"You don't know that."
"I know you." He reached for my hand again, and I let him take it. "I've known you for weeks, and I've never met anyone less broken. Guarded, sure. Scared to let people in, definitely. But broken?" He shook his head. "No. Whatever this is, whatever's happening—it's not because there's something wrong with you."
I didn't have words. The kindness of him, the acceptance—it was too much, too fast. I'd braced for rejection, for complications, for having to justify something I couldn't explain.
Instead, he was holding my hand and looking at me like I'd given him a gift instead of a burden.
"So there's another mate," he said. "On this mountain. Lost and feral and dying."
"Yes."
"And you're going to save him."
"I'm going to try."
"Then we're going to save him." He squeezed my hand. "Together."
"James—"
"I told you before. I'm not leaving this mountain without you." His jaw set in that stubborn way I'd come to recognize. "If he's your mate, then he matters to you. And anything that matters to you matters to me. That's how this works, right? The bond?"
"It's not that simple."
"Why not?"
I opened my mouth. Closed it. Opened it again.
"Because he might not come back. Because even if I reach him, even if I do everything right, he might be too far gone. And if that happens—"
"Then we'll deal with it. Together." His voice was gentle but firm. "I'm not going anywhere, Lumi. I didn't follow you into the wilderness and turn into a wolf and almost die just to bail when things get complicated."
A laugh escaped me—half sob, half genuine amusement. "You're insane."
"Probably. But I'm also right." He shifted closer, and the bond sang at the proximity. "Whatever's up there, whatever we find—we face it together. That's the deal. Take it or leave it."
I looked at him. This impossible man who'd stumbled into my life and refused to leave, who'd accepted werewolves and mate bonds and multiple mates with the same stubborn calm he applied to everything.
"You really mean that."
"Every word."
"Even knowing he might be—that I might—"
"Even knowing." He cupped my face with his free hand, thumb brushing my cheekbone. "I don't understand all of this yet. The shifting, the bonds, the supernatural world—it's going to take time to process. But the one thing I'm sure of? You. Whatever else is true, whatever complications come up, I want to be with you. The rest we figure out as we go."

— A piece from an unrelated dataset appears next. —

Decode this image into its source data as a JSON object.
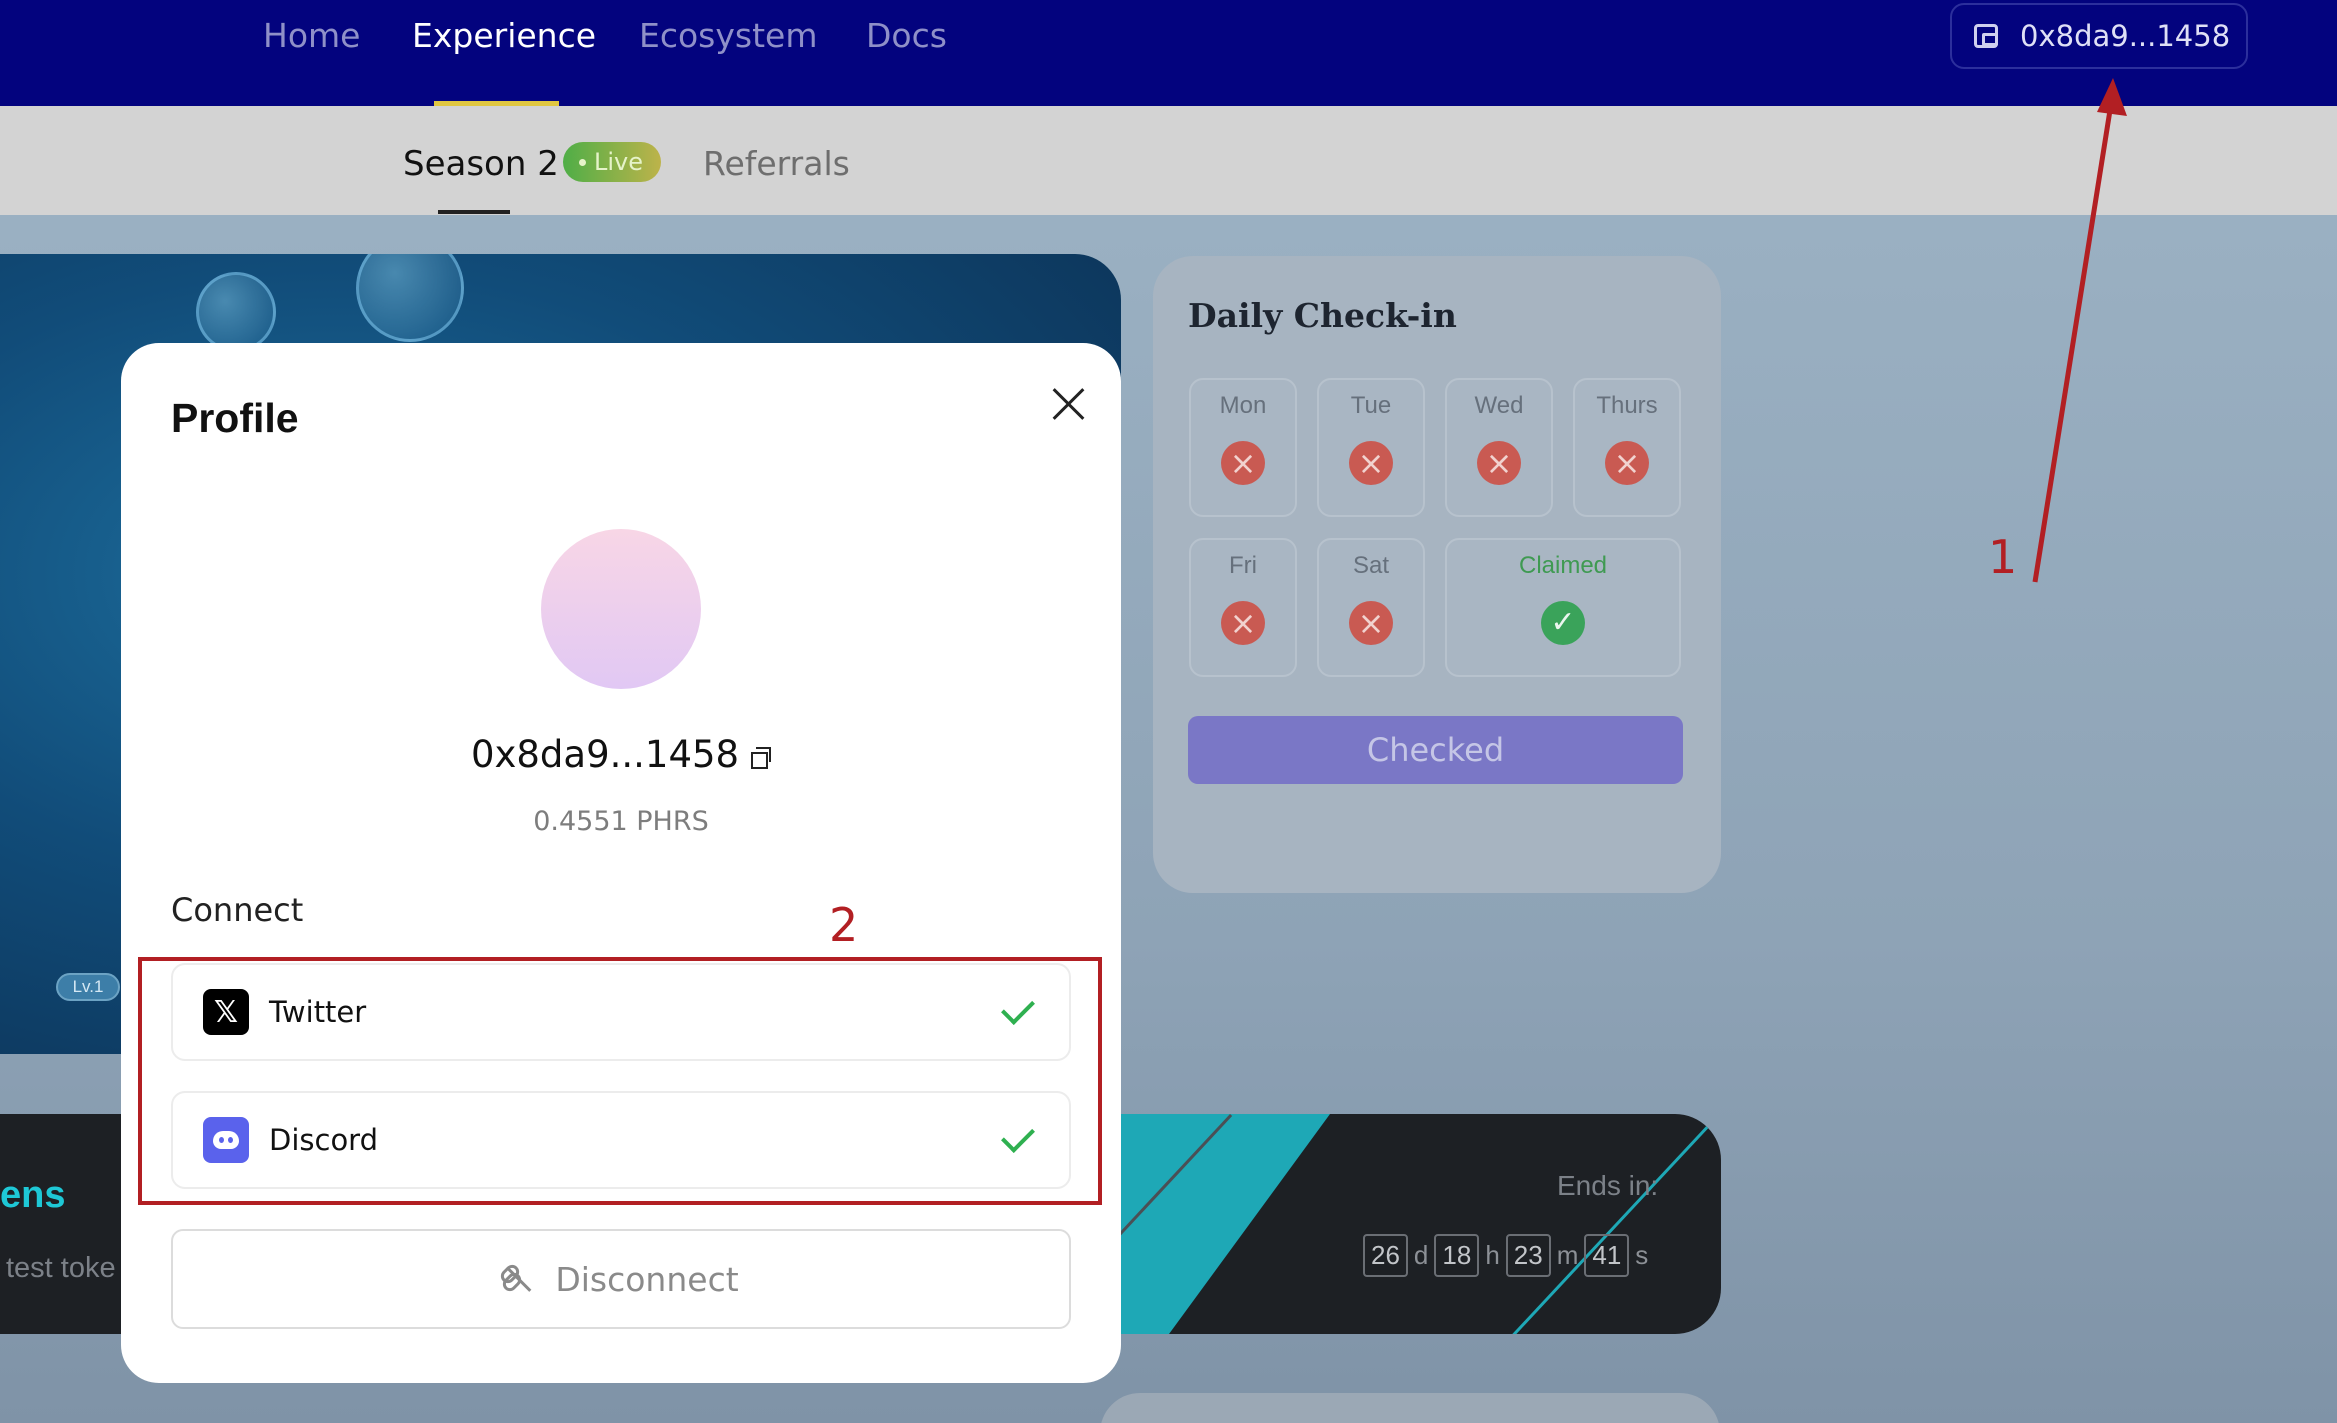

The bond flared between us—warm and bright and certain. I felt tears prick my eyes and blinked them back fiercely.
"I don't deserve you," I whispered.
"Maybe not." He smiled, soft and teasing. "But you're stuck with me anyway."
I kissed him.
It wasn't planned. I just leaned forward and pressed my lips to his, and he met me halfway like he'd been waiting. The kiss was gentle at first—tentative, questioning—and then deeper as the bond roared to life between us.
His hands slid into my hair. My fingers curled into his shirt. We pressed together in the narrow space of the sleeping bag, and everything else fell away—the mountain, the storm, the feral waiting somewhere in the white. There was only this. Only him. Only the warmth of his body and the certainty of the bond and the knowledge that I wasn't alone anymore.
When we finally broke apart, we were both breathing hard.